Rusya’dan alacağımız S-400 füze savunma sistemleri yüzünden ABD ile yaşanan kriz, ufak ufak su yüzüne çıkmaya başladı. Hatta bu yüzden ABD’nin (dolayısıyla muhtemelen Batı bloku ve NATO’nun) Türkiye’ye yaptırım uygulayabileceği bile konuşulur oldu.
* Gülen / PYD vs yüzünden “EYYYY ABD”.. Trump azıcık sıkıştırınca ya da Suriye’yi vurunca “BRAVO ABD”.. Bu “çoklu kişilik bozukluğu” ister istemez, çoklu denklemleri de altüst etti. Türkiye hangi blokta yer alıyor? ABD bastırırsa, milyar milyar dolarlık sözleşmelere imza attığımız Rusya ile aramız ne renk olur? Dahası, Bahçeli’nin -muhtemelen AKP tabanının da hislerine tercüman olan- “ABD’nin Suriye saldırısını kınayan” sözleri denklemi nasıl etkiler?

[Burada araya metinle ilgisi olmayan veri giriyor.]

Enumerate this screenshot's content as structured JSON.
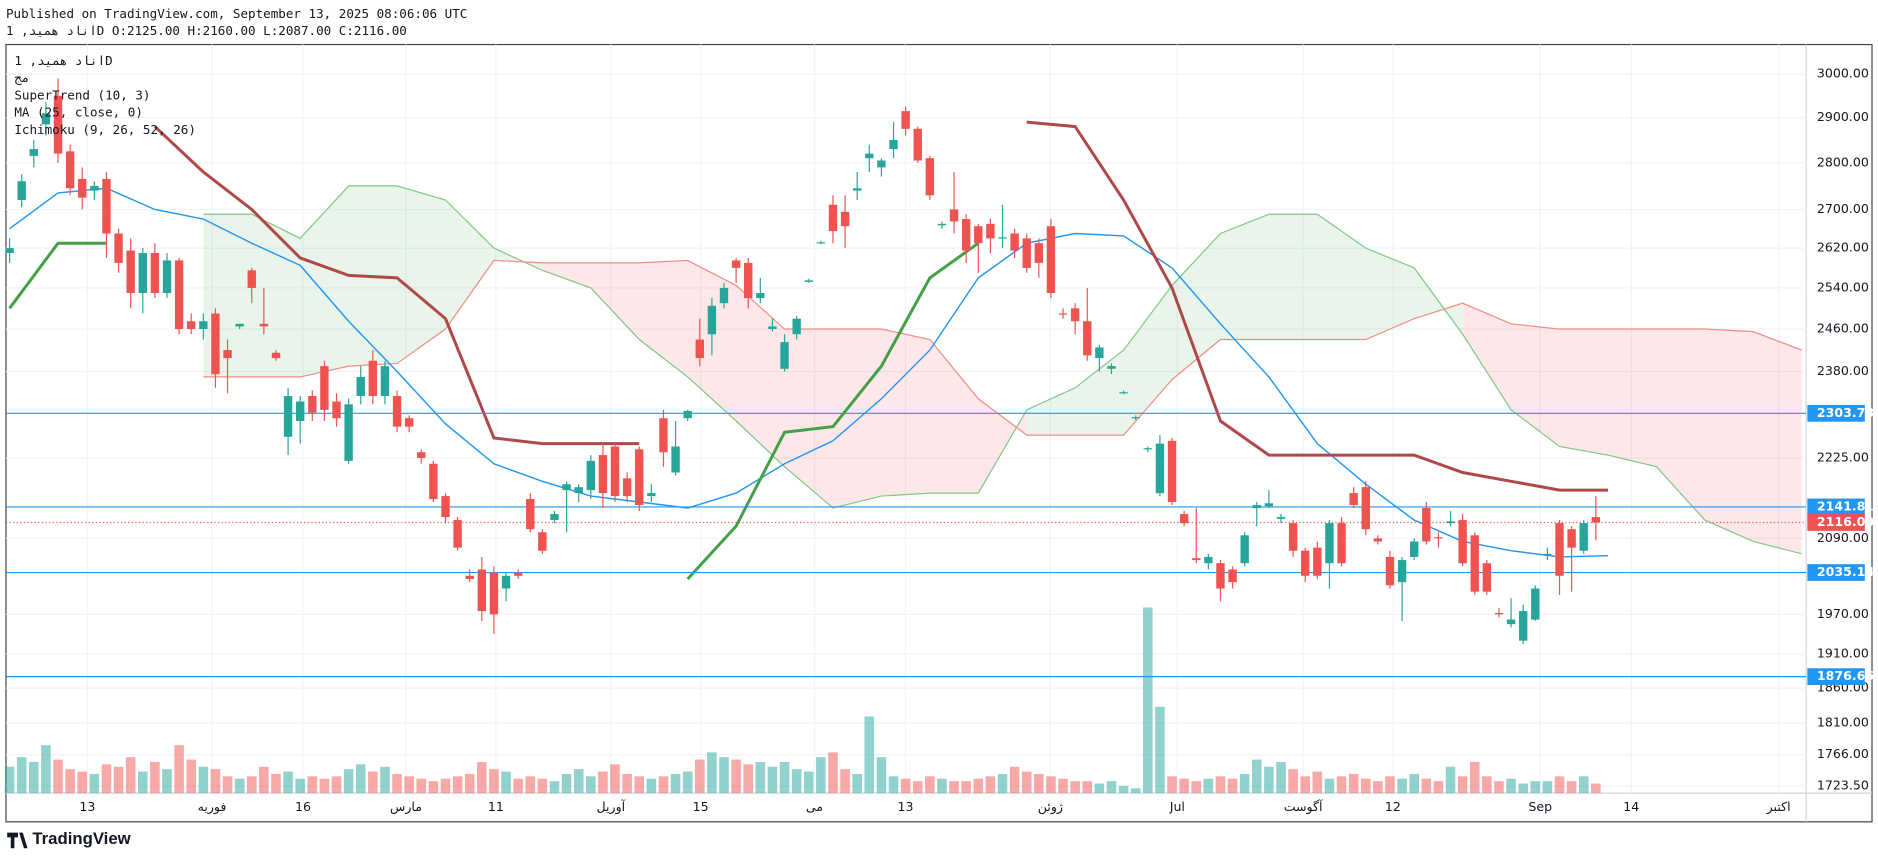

* Dolar / Euro meselesine hiç girmeyelim. İktidarın “dolar da ne ki” tavrı üç yaşındaki çocuğun sigara içmesi kadar trajikomik! Dolar yerine altın önerisine ise, bir ekonomi yazarı şu yanıtı verip tartışmayı kapattı: “Altını da dolarla alıyoruz, öpücükle değil!” (Bir dakika! Yoksa öyle mi yapıyoruz!!! Yok canım, olamaz!!!)
* Ve, AB Raporu.. AB ve tek tek üye ülkeler, Türkiye’ye neredeyse Kuzey Kore muamelesi yapıyor. Bunun kısa ve orta vadede başta ekonomik olmak üzere sonuçlarını görmek için kâhin olmak gerekmiyor.
Cezaevlerinde geçen yılın rakamlarıyla 70 bin öğrenci olduğunu.. Boğaziçili öğrencilerin tutuklanmasını.. Medyanın kündeye getirilişini.. Vahim işsizlik, enflasyon vs. rakamlarını.. Hepsini bir araya getirin.. İktidar cephesinde bile artık itiraf ediliyor; memleketin freni patladı. RTE artık ülkeyi yönetemiyor. Sokakta / toplumda yarattığı kutuplaşmanın dışında güvenebileceği bir şey kalmadı.
Bütün bunlar PANİK ATAK yaratmaz da ne yapar!
Çaresi mi? Kendimize güvenip bütün enerjimizle / bütün bileşenlerle durumu tersine çevirmek. Hem RTE’ye hem de ülkeye “iyileşme fırsatı” vermek.